O que é possível fazer diante de situações desse tipo?


VERGNAUD O que descobri é que há seis tipos de problemas ligados à
adição e subtração. E é óbvio que, se os números forem grandes, ou
decimais, tudo fica ainda mais complicado. No caso de frações, nem se fala.
Na sala de aula, o professor até pode propor atividades, mas, se não souber
como os alunos avançam, passo a passo, eles talvez compreendam o jogo
proposto, porém não vão saber calcular. Para um adulto, o exercício de
subtrair as bolas de gude que ganhou, para saber quantas tinha no início do
jogo, pode parecer simples. Mas, aos 7, 8 ou 9 anos, não é nada fácil
compreender esse conceito matemático. Mesmo com números pequenos, as
crianças costumam ter muitas dificuldades. Se o professor sabe disso e
dispõe de uma boa variedade de exercícios para propor, ótimo. Se ele fica
numa única atividade, a garotada que não entende a própria proposta do
trabalho perde o interesse e nem se preocupa mais em acertar.

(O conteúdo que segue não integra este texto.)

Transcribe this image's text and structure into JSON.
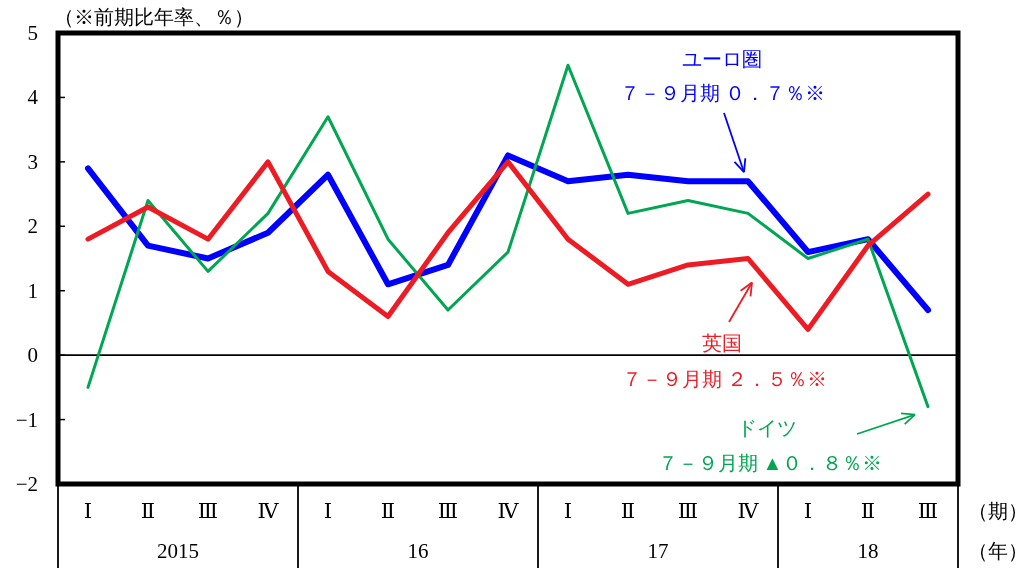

A Matemática é difícil de verdade? Por que tanta gente diz não gostar dessa
disciplina?
VERGNAUD O problema é que a escola valoriza demais os símbolos e pouco
a realidade. Os alunos não vêem utilidade naquilo e pensam: "Isso não me
interessa. É abstrato e não serve para nada".

O senhor já esteve no Brasil uma dezena de vezes. É possível comparar a


situação daqui com a da França?
VERGNAUD Alguns problemas são semelhantes, ainda que no Brasil o
tamanho da rede seja muito maior. A repetência e o analfabetismo, por
exemplo, afetam uma proporção muito maior da população. Quando você
observa a reprovação na França, no entanto, cai nas mesmas dificuldades
daqui: a Língua e a Matemática. O paradoxo é que as crianças aprendem a
falar sem dificuldades, mas não aprendem a ler e escrever sem problemas.
Isso ocorre porque a função da escrita não é óbvia para as crianças,
sobretudo se as famílias não têm o hábito de ler. Se os pais lêem o jornal
todo dia, isso faz uma diferença enorme. E aqui há um abismo entre a França,
cuja população é muito mais letrada, e o Brasil, onde milhões de alunos
chegam à escola sem as noções básicas da estrutura e do funcionamento da
língua. Percebo também que muitos professores brasileiros são obrigados a
dar aula em mais de uma escola. Na França, as crianças passam o dia todo
em classe. Aqui, é um turno só. E há a questão da formação, que também é
pior aqui. Não podemos esperar grandes sucessos com professores que são
mal formados, trabalham muito e, além de tudo, não são bem pagos na rede
pública.

"A questão é que a Educação é considerada custo, não investimento. São


os homens que produzem coisas novas, não é o capital."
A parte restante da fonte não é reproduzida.